There’s another tailwind in place, he said: “In many markets around the world, governments are enabling innovation through licenses for digital-only banks. They don’t have any branches. One of the services that these digital banks typically start with is cross-border P2P remittance. This is an attractive business in terms of margins, and at the same time serves as a base for new customer acquisition, laying solid foundations for offering broader services.”

Eventually, he added, digital banks can offer those same consumers loans or credit cards (which has typically been a focus for brick-and-mortar banks).

The Shift To Real Time

Touching on the speed of payments, Agarwal pointed to a continued embrace of real-time payments and a move away from the batch-based processes that have been in place for decades.

Citi, he said, “has large government and multilateral organizations, financial institutions, non-bank financial institutions like insurance companies, traditional corporate, but also digitally-native fast-growing eCommerce players, as well as payment intermediaries across its entire spectrum of institutional clients. Our clients are starting to benefit from the emergence of cross-border instant payments across a range of large and small [even micro] transactions.”

He pointed to insurance companies as an example, noting they have traditionally sent paper-based checks across borders.

“That method is now increasingly becoming less cost effective,” he said, and “does not provide a good customer experience, and during the pandemic has been prone to significant disruption.”

Citi has been seeing a trend where insurance companies are now looking for more digital cross-border payment methods, whether through payments into digital wallets or just moving from checks to cross-border wires and ACH. In another example, fast-growing digital companies have latched onto paying online influencers to use their products in different parts of the world — but need to be paid in their home currencies, in large-volume micropayments.

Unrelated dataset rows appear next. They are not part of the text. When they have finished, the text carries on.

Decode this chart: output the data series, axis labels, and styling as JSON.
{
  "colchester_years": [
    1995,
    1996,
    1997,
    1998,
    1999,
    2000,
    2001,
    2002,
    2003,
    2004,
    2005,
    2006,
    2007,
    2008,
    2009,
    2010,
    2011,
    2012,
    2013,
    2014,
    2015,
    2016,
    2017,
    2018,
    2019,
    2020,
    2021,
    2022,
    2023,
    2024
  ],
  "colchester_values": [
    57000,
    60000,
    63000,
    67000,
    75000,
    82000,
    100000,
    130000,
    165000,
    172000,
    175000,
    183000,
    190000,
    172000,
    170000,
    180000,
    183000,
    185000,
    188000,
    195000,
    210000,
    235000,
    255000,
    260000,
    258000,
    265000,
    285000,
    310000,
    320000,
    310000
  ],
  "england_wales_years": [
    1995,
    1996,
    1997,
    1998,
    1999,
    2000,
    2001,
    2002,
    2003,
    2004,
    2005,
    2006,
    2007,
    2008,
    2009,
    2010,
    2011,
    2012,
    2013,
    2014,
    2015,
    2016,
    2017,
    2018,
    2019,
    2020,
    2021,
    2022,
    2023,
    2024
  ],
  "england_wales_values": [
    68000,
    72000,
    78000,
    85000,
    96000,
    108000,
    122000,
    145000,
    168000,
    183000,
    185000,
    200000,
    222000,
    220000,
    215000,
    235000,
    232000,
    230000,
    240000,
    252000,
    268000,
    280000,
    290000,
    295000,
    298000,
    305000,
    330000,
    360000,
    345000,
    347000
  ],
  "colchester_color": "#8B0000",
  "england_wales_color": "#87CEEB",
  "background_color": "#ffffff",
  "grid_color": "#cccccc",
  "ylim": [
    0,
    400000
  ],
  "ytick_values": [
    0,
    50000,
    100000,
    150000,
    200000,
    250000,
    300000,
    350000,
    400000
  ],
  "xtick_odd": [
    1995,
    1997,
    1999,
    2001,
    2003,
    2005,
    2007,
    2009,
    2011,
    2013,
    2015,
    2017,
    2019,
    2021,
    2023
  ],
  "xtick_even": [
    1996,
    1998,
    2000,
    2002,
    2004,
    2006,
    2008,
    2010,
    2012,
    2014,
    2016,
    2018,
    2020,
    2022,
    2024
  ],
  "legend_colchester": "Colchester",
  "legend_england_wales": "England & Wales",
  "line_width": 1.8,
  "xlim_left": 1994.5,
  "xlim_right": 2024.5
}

Having the right banking partner to support such high-volume, low-value payments, where speed is often of the essence, is critical to ensure effective cost controls and supply chain efficiency.

Online platforms, too, he said, need “the ability to pay merchants on demand in their local currencies into payment methods of their choice,” which “means that they need to have a payment solution that they can scale up globally and have all the functionality to be able to reach out [to] the merchants in different parts of the world.”